Intuition

Another way to read the problem is: find if all s characters are present in t, in the same order. It doesn’t have to be consecutive. We need to keep two pointers:

• One for the string t
• One for the string s

We got loop through the string t, and if t[tPointer] == s[iPointer], we increase both. If t[tPointer] != s[iPointer], will increase just tPointer.
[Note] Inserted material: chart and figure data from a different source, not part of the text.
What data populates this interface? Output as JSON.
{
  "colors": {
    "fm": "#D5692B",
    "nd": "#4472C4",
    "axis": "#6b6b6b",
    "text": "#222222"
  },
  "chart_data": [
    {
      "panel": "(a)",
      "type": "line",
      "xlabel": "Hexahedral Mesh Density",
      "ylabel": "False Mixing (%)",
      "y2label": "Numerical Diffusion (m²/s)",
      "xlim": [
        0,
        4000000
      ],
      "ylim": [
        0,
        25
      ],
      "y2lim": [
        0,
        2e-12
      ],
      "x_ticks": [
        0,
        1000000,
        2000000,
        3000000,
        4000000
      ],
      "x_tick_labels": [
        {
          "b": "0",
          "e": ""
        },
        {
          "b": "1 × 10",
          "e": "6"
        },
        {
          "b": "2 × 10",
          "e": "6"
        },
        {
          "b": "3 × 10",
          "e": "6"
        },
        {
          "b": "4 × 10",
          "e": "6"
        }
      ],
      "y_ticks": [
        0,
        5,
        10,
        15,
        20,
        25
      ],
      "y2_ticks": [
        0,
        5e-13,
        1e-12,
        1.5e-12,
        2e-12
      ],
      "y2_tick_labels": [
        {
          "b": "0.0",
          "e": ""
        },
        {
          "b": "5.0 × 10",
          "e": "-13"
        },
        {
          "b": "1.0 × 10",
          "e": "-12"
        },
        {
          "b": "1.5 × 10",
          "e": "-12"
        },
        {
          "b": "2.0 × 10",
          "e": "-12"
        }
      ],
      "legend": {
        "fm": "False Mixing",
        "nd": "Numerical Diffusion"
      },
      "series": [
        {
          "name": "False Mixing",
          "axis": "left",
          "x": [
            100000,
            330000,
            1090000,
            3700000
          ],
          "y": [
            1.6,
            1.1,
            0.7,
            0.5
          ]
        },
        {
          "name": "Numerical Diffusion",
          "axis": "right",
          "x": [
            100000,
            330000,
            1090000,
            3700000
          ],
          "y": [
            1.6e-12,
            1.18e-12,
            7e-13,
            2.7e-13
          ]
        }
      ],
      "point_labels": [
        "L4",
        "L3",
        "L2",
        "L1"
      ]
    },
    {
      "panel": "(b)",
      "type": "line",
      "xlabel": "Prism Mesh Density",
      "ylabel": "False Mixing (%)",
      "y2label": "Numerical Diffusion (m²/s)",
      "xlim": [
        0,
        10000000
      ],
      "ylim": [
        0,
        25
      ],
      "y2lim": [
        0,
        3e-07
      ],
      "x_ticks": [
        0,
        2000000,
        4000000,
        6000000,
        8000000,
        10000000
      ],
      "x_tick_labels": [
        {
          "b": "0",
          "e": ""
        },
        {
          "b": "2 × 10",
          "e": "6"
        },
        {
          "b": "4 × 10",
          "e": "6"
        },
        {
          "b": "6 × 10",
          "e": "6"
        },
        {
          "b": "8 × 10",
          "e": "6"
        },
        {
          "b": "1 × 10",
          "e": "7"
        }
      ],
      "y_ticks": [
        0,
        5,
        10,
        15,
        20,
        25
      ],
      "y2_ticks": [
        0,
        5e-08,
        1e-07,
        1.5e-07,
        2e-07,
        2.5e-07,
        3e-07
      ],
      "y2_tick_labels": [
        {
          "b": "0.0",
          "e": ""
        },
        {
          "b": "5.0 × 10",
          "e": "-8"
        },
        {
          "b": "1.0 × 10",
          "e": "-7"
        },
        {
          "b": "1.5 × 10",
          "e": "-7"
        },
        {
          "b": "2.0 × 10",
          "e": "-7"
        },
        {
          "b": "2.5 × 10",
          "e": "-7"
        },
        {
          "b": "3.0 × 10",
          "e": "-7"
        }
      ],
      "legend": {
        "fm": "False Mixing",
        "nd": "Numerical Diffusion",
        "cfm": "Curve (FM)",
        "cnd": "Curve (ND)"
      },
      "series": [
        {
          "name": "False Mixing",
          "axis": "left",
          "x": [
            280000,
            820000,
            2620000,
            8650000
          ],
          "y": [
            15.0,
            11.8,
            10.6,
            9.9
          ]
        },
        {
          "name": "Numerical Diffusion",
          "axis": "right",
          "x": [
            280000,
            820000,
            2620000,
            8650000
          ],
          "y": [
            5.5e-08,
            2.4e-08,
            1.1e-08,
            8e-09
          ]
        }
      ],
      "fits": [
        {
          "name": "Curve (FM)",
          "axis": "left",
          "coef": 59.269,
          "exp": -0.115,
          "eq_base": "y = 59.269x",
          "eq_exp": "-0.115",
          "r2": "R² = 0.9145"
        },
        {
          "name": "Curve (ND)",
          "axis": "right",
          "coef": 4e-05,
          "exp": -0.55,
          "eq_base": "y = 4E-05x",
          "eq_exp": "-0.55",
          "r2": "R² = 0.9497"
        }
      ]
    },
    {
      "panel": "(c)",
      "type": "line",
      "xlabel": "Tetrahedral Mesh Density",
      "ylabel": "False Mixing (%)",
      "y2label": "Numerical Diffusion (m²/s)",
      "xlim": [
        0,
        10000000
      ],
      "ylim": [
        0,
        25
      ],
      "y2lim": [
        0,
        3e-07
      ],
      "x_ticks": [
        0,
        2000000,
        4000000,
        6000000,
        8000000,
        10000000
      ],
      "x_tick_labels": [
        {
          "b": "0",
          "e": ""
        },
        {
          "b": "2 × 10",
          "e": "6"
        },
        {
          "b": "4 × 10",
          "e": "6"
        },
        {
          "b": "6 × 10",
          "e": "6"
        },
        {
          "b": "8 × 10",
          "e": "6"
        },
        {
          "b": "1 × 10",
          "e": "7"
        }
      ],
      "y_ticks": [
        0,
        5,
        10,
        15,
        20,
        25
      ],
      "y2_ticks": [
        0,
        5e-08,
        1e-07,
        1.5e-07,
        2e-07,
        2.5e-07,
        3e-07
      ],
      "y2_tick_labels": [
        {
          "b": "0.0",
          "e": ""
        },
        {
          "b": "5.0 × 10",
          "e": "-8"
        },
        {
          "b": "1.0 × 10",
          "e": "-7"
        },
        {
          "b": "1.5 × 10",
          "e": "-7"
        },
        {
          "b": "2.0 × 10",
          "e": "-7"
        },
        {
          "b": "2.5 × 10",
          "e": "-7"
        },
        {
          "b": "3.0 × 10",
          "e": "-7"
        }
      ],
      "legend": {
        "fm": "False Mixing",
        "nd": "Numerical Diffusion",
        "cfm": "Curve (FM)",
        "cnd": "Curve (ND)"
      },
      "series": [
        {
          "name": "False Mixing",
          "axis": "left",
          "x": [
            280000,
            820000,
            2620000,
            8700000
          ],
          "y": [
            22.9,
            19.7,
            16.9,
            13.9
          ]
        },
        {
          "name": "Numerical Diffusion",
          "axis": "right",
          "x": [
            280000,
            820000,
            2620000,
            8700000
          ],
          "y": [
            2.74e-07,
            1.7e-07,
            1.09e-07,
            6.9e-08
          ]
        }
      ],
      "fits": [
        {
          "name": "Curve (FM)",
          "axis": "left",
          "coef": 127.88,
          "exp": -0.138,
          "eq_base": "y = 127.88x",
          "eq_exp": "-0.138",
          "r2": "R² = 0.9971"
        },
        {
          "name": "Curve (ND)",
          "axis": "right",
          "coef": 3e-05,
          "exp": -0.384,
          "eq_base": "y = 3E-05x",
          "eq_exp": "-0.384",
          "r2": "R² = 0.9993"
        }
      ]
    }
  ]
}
At the end if iPointer==len(s) we reach end of s, we are good, return True This will be solved in time O(n) and space(1), since is one pass and we don’t use additional structures other than the pointers.

Approach

As described above.

However, I forgot to consider the edge cases, and these are the following:

• Both empty, return true
• Only t is empty, return false
• Only s is empty, return true

Complexity

• Time complexity: O(n) (one pass solution)

• Space complexity: O(1) (no additional structures, only pointers)

Code

class Solution(object):
    def isSubsequence(self, s, t):
        """
        :type s: str
        :type t: str
        :rtype: bool
        """

        if len(t) == 0 and len(s) ==0:
            return True
        if len(t) == 0 and len(s) > 0:
            return False
        if len(t) > 0 and len(s) == 0:
            return True

        pointer = 0
        for i in range(len(t)):
            if t[i] == s[pointer]:
                pointer+=1
                if pointer >= len(s):
                    return True
        return False